2022年10月26日 茨城新聞クロスアイ
子どもたちに保護犬の存在を知ってもらおうと、動物愛護の啓発グループが茨城県内で始めた学校でのポスター掲示活動が全国に広がりを見せている。2020年9月に県内の小中学校などで掲示されたのを皮切りに、これまで47都道府県約1万3500校に広まった。殺処分になる保護犬を生み出さないための優しい啓発活動で、「救う選択肢があります」と幸せな犬の姿を見せて、子どもたちに命の大切さを訴えている。
ポスターはA1~4判のカラーで2種類。いずれも里親の元で幸せに暮らす保護犬の写真約100枚を並べ、「つなぐ命♡みんな家族」「犬を飼う第1選択肢を保護犬に!」などと呼びかけている。
保護犬の新しい飼い主らでつくる団体「保護犬のわんこ(保護わん)」(東京、巽祐一郎代表)がクラウドファンディング(CF)で資金を募り、全国に広めた。
活動はもともと県の犬猫殺処分ゼロ推進活動の一環。「保護わん」の企画・広報担当でもある一木麻実さんが、県内啓発グループ「いばらきのシッポの幸せの会」の活動として20年4月に企画し、県の補助を受けて独自のポスター(A4判、カラー)を作成した。この年に県内44市町村の教育委員会に説明し、計688の小中、特別支援学校に配り、子どもたちが目にする場所に掲示してもらった。
茨城県での活動が保護わんの交流サイト(SNS)で紹介されると、会員から「全国でもやるべきだ」との声が上がった。翌21年に団体が全国プロジェクトを立ち上げ、CFを開始。デザインを犬用に改め、掲載する保護犬の写真1枚につき4千円を集めるなどして資金を募った。完成したポスターは印刷できるようホームページに公開。全国にいる会員らが地元の教育委員会に働きかけ、学校での掲示を広めた。

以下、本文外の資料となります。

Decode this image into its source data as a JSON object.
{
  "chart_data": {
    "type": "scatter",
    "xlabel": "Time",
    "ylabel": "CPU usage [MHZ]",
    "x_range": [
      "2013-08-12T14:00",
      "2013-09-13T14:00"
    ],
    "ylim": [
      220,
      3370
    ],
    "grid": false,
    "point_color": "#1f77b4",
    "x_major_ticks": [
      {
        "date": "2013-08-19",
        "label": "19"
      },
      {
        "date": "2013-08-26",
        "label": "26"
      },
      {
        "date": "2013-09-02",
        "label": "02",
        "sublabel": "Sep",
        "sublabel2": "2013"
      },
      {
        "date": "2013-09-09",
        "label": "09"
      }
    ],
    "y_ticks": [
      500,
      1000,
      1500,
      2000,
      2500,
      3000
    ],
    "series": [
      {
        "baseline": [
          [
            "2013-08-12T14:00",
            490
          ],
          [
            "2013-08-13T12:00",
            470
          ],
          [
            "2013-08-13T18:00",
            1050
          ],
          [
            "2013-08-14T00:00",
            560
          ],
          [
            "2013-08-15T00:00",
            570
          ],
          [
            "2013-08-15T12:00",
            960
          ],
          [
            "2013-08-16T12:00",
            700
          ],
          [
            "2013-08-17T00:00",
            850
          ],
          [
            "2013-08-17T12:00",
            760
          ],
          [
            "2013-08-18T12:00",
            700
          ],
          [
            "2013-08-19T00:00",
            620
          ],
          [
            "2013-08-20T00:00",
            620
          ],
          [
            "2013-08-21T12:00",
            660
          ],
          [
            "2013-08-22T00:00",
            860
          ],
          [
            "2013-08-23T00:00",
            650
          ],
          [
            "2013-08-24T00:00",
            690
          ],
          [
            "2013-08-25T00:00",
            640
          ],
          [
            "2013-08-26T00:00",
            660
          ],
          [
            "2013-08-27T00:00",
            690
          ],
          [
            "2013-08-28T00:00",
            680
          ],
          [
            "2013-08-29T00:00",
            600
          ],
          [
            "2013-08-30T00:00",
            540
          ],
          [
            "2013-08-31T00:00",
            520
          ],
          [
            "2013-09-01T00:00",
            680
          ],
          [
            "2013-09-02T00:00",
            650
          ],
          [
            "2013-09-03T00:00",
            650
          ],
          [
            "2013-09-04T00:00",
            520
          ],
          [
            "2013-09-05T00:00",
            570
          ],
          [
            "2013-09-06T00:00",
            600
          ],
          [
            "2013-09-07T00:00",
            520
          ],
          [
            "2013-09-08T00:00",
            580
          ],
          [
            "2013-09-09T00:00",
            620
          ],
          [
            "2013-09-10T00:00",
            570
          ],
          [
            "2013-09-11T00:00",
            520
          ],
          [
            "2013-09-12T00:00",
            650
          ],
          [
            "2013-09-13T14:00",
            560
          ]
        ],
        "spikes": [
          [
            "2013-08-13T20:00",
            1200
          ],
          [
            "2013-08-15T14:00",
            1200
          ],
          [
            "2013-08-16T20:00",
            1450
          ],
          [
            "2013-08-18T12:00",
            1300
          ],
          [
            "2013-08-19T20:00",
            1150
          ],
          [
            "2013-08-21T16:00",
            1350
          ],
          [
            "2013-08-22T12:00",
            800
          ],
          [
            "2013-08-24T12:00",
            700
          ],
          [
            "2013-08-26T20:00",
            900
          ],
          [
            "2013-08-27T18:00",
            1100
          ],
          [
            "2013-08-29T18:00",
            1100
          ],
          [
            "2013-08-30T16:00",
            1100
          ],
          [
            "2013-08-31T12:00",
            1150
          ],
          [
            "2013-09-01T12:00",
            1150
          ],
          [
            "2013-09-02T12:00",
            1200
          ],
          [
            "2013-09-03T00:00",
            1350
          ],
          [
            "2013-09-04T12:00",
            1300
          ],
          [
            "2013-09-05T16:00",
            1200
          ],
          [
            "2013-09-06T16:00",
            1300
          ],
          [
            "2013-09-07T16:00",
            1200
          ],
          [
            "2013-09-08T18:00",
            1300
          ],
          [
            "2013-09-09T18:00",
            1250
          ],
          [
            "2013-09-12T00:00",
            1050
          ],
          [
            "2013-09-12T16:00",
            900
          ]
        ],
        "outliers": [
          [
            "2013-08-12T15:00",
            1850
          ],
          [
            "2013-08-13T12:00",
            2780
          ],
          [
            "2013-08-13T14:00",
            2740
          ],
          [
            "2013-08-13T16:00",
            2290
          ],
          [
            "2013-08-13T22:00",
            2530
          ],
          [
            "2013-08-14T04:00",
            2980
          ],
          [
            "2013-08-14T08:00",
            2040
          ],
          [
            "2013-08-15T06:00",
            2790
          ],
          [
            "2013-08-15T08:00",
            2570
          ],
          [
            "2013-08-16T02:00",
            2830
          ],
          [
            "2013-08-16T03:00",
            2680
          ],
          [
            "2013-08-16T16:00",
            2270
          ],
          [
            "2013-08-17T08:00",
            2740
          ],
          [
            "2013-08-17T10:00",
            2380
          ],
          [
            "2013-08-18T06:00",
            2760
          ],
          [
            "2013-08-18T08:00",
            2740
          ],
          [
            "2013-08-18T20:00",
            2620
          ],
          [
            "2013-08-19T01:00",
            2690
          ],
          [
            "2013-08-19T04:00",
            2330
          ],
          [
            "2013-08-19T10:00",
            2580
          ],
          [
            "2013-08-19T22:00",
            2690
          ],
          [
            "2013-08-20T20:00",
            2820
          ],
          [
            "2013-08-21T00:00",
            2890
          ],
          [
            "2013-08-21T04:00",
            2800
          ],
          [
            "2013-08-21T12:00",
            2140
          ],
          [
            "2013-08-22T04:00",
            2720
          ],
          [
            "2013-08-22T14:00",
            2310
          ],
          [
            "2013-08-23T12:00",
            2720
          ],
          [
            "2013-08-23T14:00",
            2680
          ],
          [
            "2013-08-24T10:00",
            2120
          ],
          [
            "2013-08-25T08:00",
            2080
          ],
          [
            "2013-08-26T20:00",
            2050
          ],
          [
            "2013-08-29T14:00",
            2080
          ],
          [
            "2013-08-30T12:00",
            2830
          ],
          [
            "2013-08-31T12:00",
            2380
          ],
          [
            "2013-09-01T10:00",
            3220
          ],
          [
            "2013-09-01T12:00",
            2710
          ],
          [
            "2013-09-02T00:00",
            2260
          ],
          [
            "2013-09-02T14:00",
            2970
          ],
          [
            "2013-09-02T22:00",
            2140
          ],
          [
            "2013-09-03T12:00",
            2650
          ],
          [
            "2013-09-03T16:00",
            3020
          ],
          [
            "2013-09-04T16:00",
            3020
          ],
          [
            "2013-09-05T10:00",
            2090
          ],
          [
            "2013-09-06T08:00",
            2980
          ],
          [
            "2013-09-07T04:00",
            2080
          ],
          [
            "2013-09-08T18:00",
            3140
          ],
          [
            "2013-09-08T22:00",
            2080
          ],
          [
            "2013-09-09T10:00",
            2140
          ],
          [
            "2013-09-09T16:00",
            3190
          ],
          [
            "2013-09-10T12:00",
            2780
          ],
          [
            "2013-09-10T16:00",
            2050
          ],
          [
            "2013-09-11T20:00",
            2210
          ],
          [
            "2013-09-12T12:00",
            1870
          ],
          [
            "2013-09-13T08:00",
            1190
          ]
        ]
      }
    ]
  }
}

全国展開のポスター掲示に初めに理解を示したのは茨城県の県教委。県立高96校にポスターが配られたのを皮切りに、東京都なども賛同し、茨城県発の啓発活動が瞬く間に全国に広まった。団体によると、8月20日現在で47都道府県461教委1万3563校で掲示されている。
私立校への紹介も始まり、県内では常磐大が協力。幼小中高大の一斉掲示は初めてという。
ただ民間団体のポスターを学校で掲示してもらうのは容易ではなかった。地域間で温度差があり、「前例がない」や「公のものでないから」「子どもが飼いたがるのは困る」などの理由で断られるケースがあった。このため団体は国の「お墨付き」を得ようと奔走中。環境省の「後援」をもらって、さらに啓発活動に弾みをつけたい考えだ。
巽代表は「飼育放棄や多頭飼育崩壊といった現実をなくすためにも、子どもたちに保護犬のことを知ってほしい。ペット店で購入するという消費行動の裏にある事実を知ってもらいたい」と話している。